The increase in the basic transport cost will eventually affect many sectors, said Himanshu, associate professor of economics at Jawaharlal Nehru University. This includes the food sector which has seen inflation in the last few months , he added. Even if the market is bad, transporters will have to increase prices to cover their costs, Himanshu said. Not everyone agrees. Madan Sabnavis, chief economist at CARE Ratings, said that with the quantum of goods transported being lower than before, operators may not increase the cost and bear it themselves, in the hope that this is temporary.

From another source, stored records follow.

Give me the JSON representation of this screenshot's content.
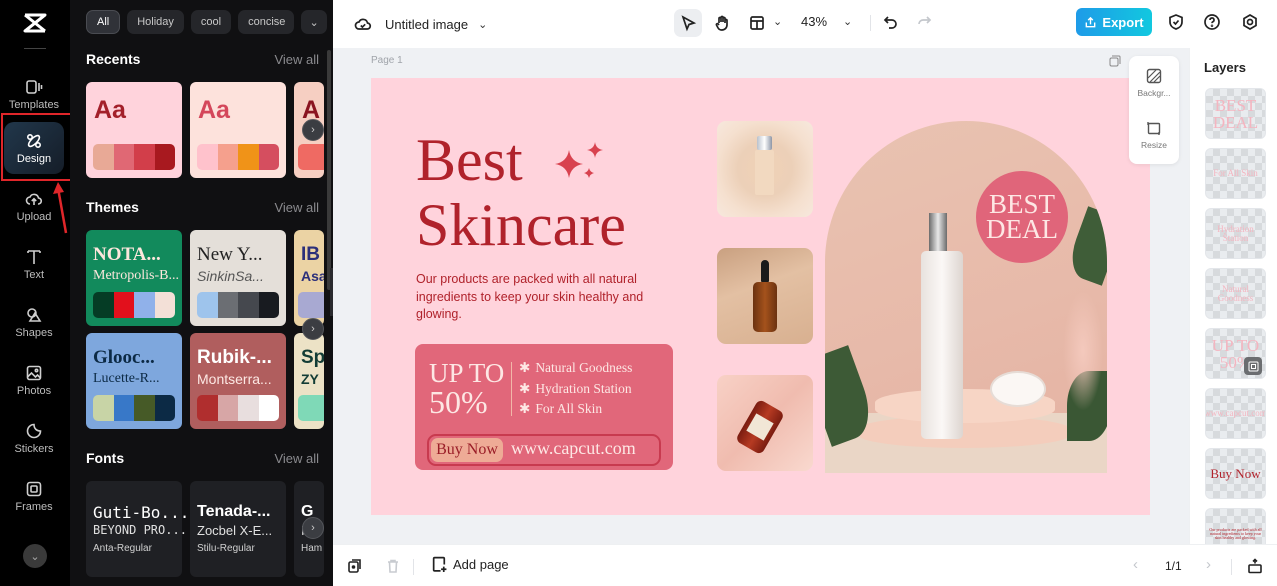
{
  "rail": {
    "items": [
      {
        "label": "Templates",
        "icon": "templates-icon"
      },
      {
        "label": "Design",
        "icon": "design-icon",
        "active": true
      },
      {
        "label": "Upload",
        "icon": "upload-cloud-icon"
      },
      {
        "label": "Text",
        "icon": "text-icon"
      },
      {
        "label": "Shapes",
        "icon": "shapes-icon"
      },
      {
        "label": "Photos",
        "icon": "photos-icon"
      },
      {
        "label": "Stickers",
        "icon": "stickers-icon"
      },
      {
        "label": "Frames",
        "icon": "frames-icon"
      }
    ],
    "more_icon": "chevron-down-icon"
  },
  "panel": {
    "chips": [
      "All",
      "Holiday",
      "cool",
      "concise"
    ],
    "chip_more_icon": "chevron-down-icon",
    "sections": {
      "recents": {
        "title": "Recents",
        "view_all": "View all"
      },
      "themes": {
        "title": "Themes",
        "view_all": "View all"
      },
      "fonts": {
        "title": "Fonts",
        "view_all": "View all"
      }
    },
    "recents": [
      {
        "text": "Aa",
        "text_color": "#a3202a",
        "bg": "#ffd3dc",
        "swatches": [
          "#e8a996",
          "#e06874",
          "#d23e4a",
          "#a8191f"
        ]
      },
      {
        "text": "Aa",
        "text_color": "#d4475b",
        "bg": "#fde2dc",
        "swatches": [
          "#ffc2cc",
          "#f5a08d",
          "#f09318",
          "#d54e5f"
        ]
      },
      {
        "text": "A",
        "text_color": "#8a1420",
        "bg": "#f6cfc2",
        "swatches": [
          "#ef6a63"
        ]
      }
    ],
    "themes": [
      {
        "title": "NOTA...",
        "subtitle": "Metropolis-B...",
        "bg": "#128a5c",
        "title_color": "#fde7dd",
        "subtitle_color": "#fde7dd",
        "swatches": [
          "#053c25",
          "#e2101c",
          "#90b1ea",
          "#f3e0d7"
        ]
      },
      {
        "title": "New Y...",
        "subtitle": "SinkinSa...",
        "bg": "#e4dfd9",
        "title_color": "#222",
        "subtitle_color": "#555",
        "swatches": [
          "#9ec4ec",
          "#6b6e73",
          "#45484e",
          "#181b20"
        ]
      },
      {
        "title": "IB",
        "subtitle": "Asa",
        "bg": "#ebd3a4",
        "title_color": "#2b2f7a",
        "subtitle_color": "#2b2f7a",
        "swatches": [
          "#a8a9d2"
        ]
      },
      {
        "title": "Glooc...",
        "subtitle": "Lucette-R...",
        "bg": "#7ea7dd",
        "title_color": "#0c2a45",
        "subtitle_color": "#0c2a45",
        "swatches": [
          "#c8d4a6",
          "#3878c8",
          "#465a27",
          "#0c2a45"
        ]
      },
      {
        "title": "Rubik-...",
        "subtitle": "Montserra...",
        "bg": "#b05e5e",
        "title_color": "#fff",
        "subtitle_color": "#fde8e4",
        "swatches": [
          "#b02e2e",
          "#d7a6a6",
          "#e8dede",
          "#ffffff"
        ]
      },
      {
        "title": "Sp",
        "subtitle": "ZY",
        "bg": "#ece2c6",
        "title_color": "#123c35",
        "subtitle_color": "#123c35",
        "swatches": [
          "#7fd9b7"
        ]
      }
    ],
    "fonts": [
      {
        "title": "Guti-Bo...",
        "subtitle": "BEYOND PRO...",
        "caption": "Anta-Regular"
      },
      {
        "title": "Tenada-...",
        "subtitle": "Zocbel X-E...",
        "caption": "Stilu-Regular"
      },
      {
        "title": "G",
        "subtitle": "I",
        "caption": "Ham"
      }
    ],
    "next_icon": "chevron-right-icon"
  },
  "topbar": {
    "cloud_icon": "cloud-saved-icon",
    "title": "Untitled image",
    "zoom": "43%",
    "export_label": "Export",
    "icons": [
      "select-pointer-icon",
      "hand-pan-icon",
      "layout-icon",
      "undo-icon",
      "redo-icon",
      "shield-icon",
      "help-icon",
      "settings-icon"
    ]
  },
  "canvas": {
    "page_label": "Page 1",
    "design": {
      "headline_1": "Best",
      "headline_2": "Skincare",
      "description": "Our products are packed with all natural ingredients to keep your skin healthy and glowing.",
      "promo_line_1": "UP TO",
      "promo_line_2": "50%",
      "features": [
        "Natural Goodness",
        "Hydration Station",
        "For All Skin"
      ],
      "feature_bullet": "✱",
      "buy_label": "Buy Now",
      "url": "www.capcut.com",
      "badge_line_1": "BEST",
      "badge_line_2": "DEAL",
      "colors": {
        "background": "#ffd3dc",
        "primary": "#b0222b",
        "promo": "#e1677a",
        "cream": "#fde7e4"
      }
    },
    "float_panel": [
      {
        "label": "Backgr...",
        "icon": "background-icon"
      },
      {
        "label": "Resize",
        "icon": "resize-icon"
      }
    ]
  },
  "layers": {
    "title": "Layers",
    "items": [
      {
        "text": "BEST DEAL",
        "kind": "text"
      },
      {
        "text": "For All Skin",
        "kind": "text"
      },
      {
        "text": "Hydration Station",
        "kind": "text"
      },
      {
        "text": "Natural Goodness",
        "kind": "text"
      },
      {
        "text": "UP TO 50%",
        "kind": "text",
        "selected_badge": true
      },
      {
        "text": "www.capcut.com",
        "kind": "text"
      },
      {
        "text": "Buy Now",
        "kind": "text"
      },
      {
        "text": "Our products are packed with all natural ingredients to keep your skin healthy and glowing.",
        "kind": "text"
      }
    ]
  },
  "bottombar": {
    "add_page_label": "Add page",
    "page_indicator": "1/1"
  }
}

With economic activity collapsing during the pandemic, petrol and diesel prices have emerged an important cushion for revenue mobilisation for both central and state governments. Given that even non-Bharatiya Janata Party state governments have resorted to its use, any blanket calls for a rollback in central taxes will not pass the hypocrisy test. Data available with the petroleum ministry shows that taxes imposed on fuel by states governments have gone up significantly during the pandemic. For example, in Delhi, state tax on diesel almost doubled between April 1 and July 1. State taxes on petroleum do not follow a uniform structure across India. All states except Kerala, Gujarat, and Telangana have increased taxes on petrol and diesel in the post-pandemic period. Madhya Pradesh, for example, has increased the ad valorem VAT on petrol from 28% to 33% and the fixed VAT from Rs 1.5/litre to Rs 3.5/litre in May this year. Rajasthan increased the ad valorem VAT from 26% last year to 36% in May this year and to 38% in June. Because the Petroleum Planning and Analysis Cell website does not give a historical archive of state taxes, this analysis has compared June tax rates with online archives for February 2019 and May 2020.

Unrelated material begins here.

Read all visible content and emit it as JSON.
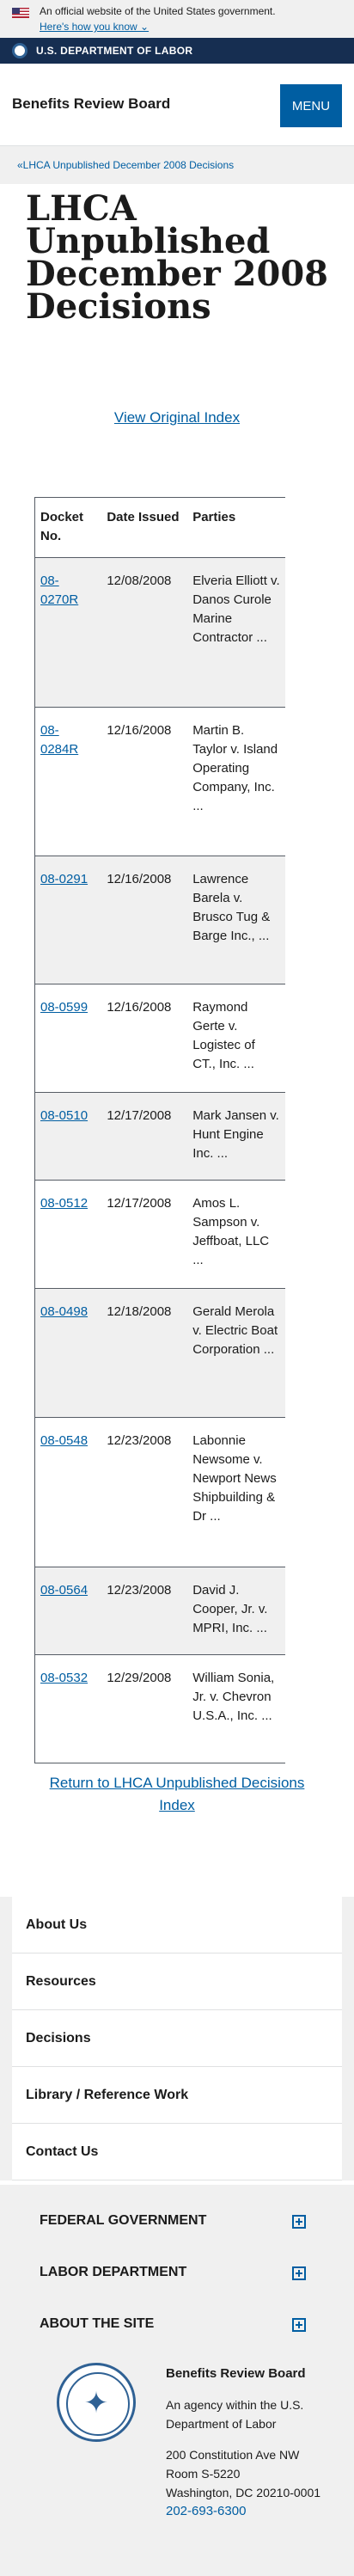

Petrol and diesel consumption fell sharply because of the lockdown. April consumption in physical terms was less than half the consumption last year. Things improved in May, and the annual contraction was to the tune of 29% for diesel and 35% for petrol. With the easing of lockdown restrictions, June consumption should be closer to normal . With sales volumes increasing, the government can realise the same amount of revenue for lower per-unit taxes. A transparent revenue forecasting exercise, given the fact that institutions such as the International Monetary Fund and World Bank have already made their economic growth projections for the current fiscal, can be used to draft a plan about how much extra revenue should be drawn from petroleum products. State government could also argue that greater share of petroleum revenues be transferred to the divisible pool of taxes, rather than the centre keeping it all. The entire increase in central taxes on petrol and diesel after the pandemic has been under the heads of special additional excise duty and additional excise duty (road and infrastructure cess), neither of which forms a part of the divisible pool of central taxes.
As far as vulnerable consumers such as farmers and the poor making a living in the passenger transport sector are concerned, concessions can be made through special channels such as Kisan Credit Cards or some sort of a limited subsidy against vehicle registration certificates. These, however, require nuance.